For travelers circumscribed by the pandemic, aromas offer the chance to revisit cherished journeys. That can be as simple as savoring the bouquet of a favorite wine, or lighting a scented candle.

But the world of aromas - what writer Harold McGee has dubbed the “osmocosm,” from the ancient Greek word for odor - invites experiences that go beyond fond memories. Aroma can facilitate imaginative journeys across space and time, to places you will never smell in real life, from historic battlefields to the dystopian future of a South Pacific island.

Aroma as mental journey is not a new idea, in particular. Over a century ago, French novelist Marcel Proust inhaled a fresh-baked madeleine that triggered vivid memories of his childhood, describing the experience in “Swann's Way," the first of seven volumes that compose In Search of Lost Time. That experience of aroma-evoked memory became known as the Proust phenomenon, familiar to anyone who has lost track of the present after burying their nose in a box of crayons.

Unlocking the full impact of aroma, in other words, takes more than a smell. For that, you need a story, a philosophy embraced in the scented candle industry, which has been booming in the pandemic. Some candlemakers use stories to conjure places we sorely miss right now.

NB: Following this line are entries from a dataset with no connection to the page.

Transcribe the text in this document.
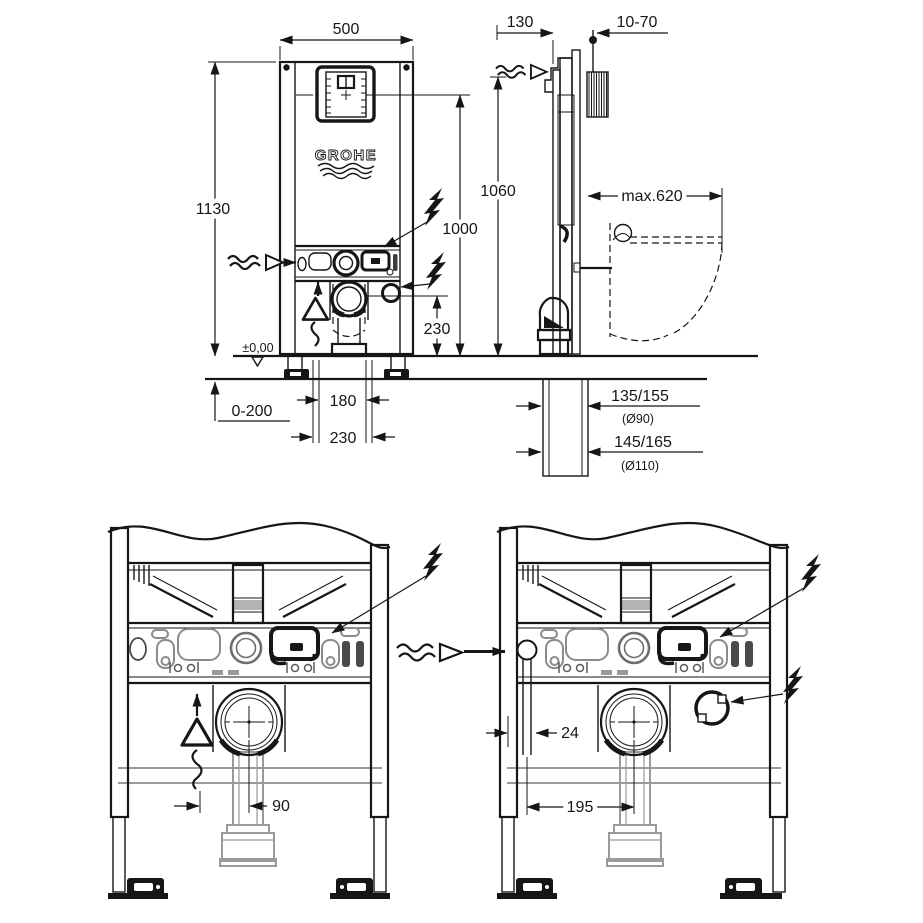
GROHE
500
1130
1000
230
±0,00
0-200
180
230
130	10-70
1060	max.620
135/155
(Ø90)
145/165
(Ø110)
90
24
195
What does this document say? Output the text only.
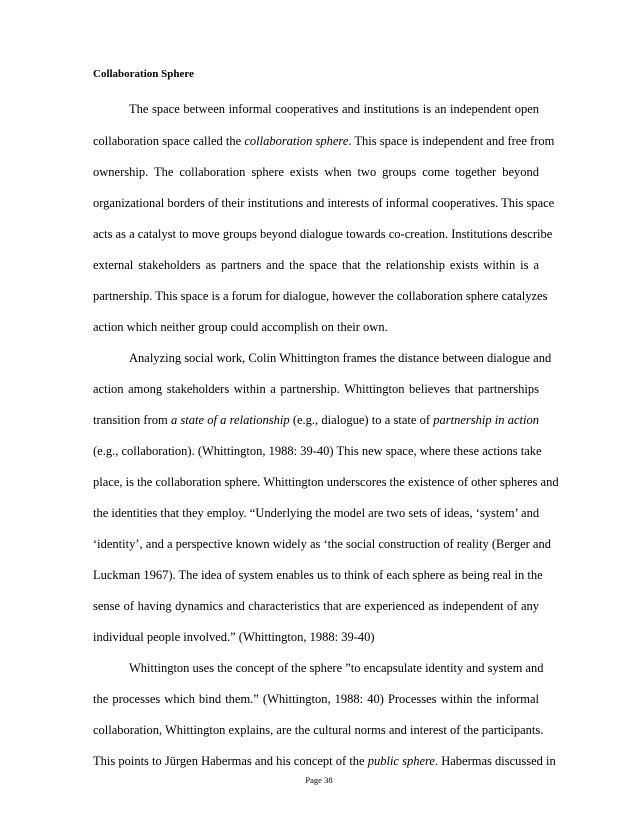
Collaboration Sphere
The space between informal cooperatives and institutions is an independent open
collaboration space called the collaboration sphere. This space is independent and free from
ownership. The collaboration sphere exists when two groups come together beyond
organizational borders of their institutions and interests of informal cooperatives. This space
acts as a catalyst to move groups beyond dialogue towards co-creation. Institutions describe
external stakeholders as partners and the space that the relationship exists within is a
partnership. This space is a forum for dialogue, however the collaboration sphere catalyzes
action which neither group could accomplish on their own.
Analyzing social work, Colin Whittington frames the distance between dialogue and
action among stakeholders within a partnership. Whittington believes that partnerships
transition from a state of a relationship (e.g., dialogue) to a state of partnership in action
(e.g., collaboration). (Whittington, 1988: 39-40) This new space, where these actions take
place, is the collaboration sphere. Whittington underscores the existence of other spheres and
the identities that they employ. “Underlying the model are two sets of ideas, ‘system’ and
‘identity’, and a perspective known widely as ‘the social construction of reality (Berger and
Luckman 1967). The idea of system enables us to think of each sphere as being real in the
sense of having dynamics and characteristics that are experienced as independent of any
individual people involved.” (Whittington, 1988: 39-40)
Whittington uses the concept of the sphere ”to encapsulate identity and system and
the processes which bind them.” (Whittington, 1988: 40) Processes within the informal
collaboration, Whittington explains, are the cultural norms and interest of the participants.
This points to Jürgen Habermas and his concept of the public sphere. Habermas discussed in
Page 38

Imagine that you are standing in front of the Lincoln Memorial. Your eyes and visual mind dissect the structure, instinctively detecting contours in the marble as the building rises toward the sky. Our noses and olfactory brain areas interpret scents in a similar way.

So, when you are in a garden and you stop to smell the roses, every sniff you make is changing the aroma for someone else. Inhalation creates large, blank pockets of space inside an odor cloud. These voids are known as intermittency, and they are the olfactory equivalent of negative space in a photograph.

Scents are chemical beacons that convey interesting things about the environment. If you have ever caught a whiff of a bakery and turned your head, then you have used smell for navigation. Yet, these smell maps are an overlooked part of everyday human existence, and this bias has bled into how scientists approach our senses.

Unlike signature sounds, scents remain a sadly neglected aspect of place. We take pictures, record waterfalls, seashores or birdsongs, but depend on a spoken or written archive for scents. Scents need the storyteller, the writer, to endure, to blossom, to have their praises sung.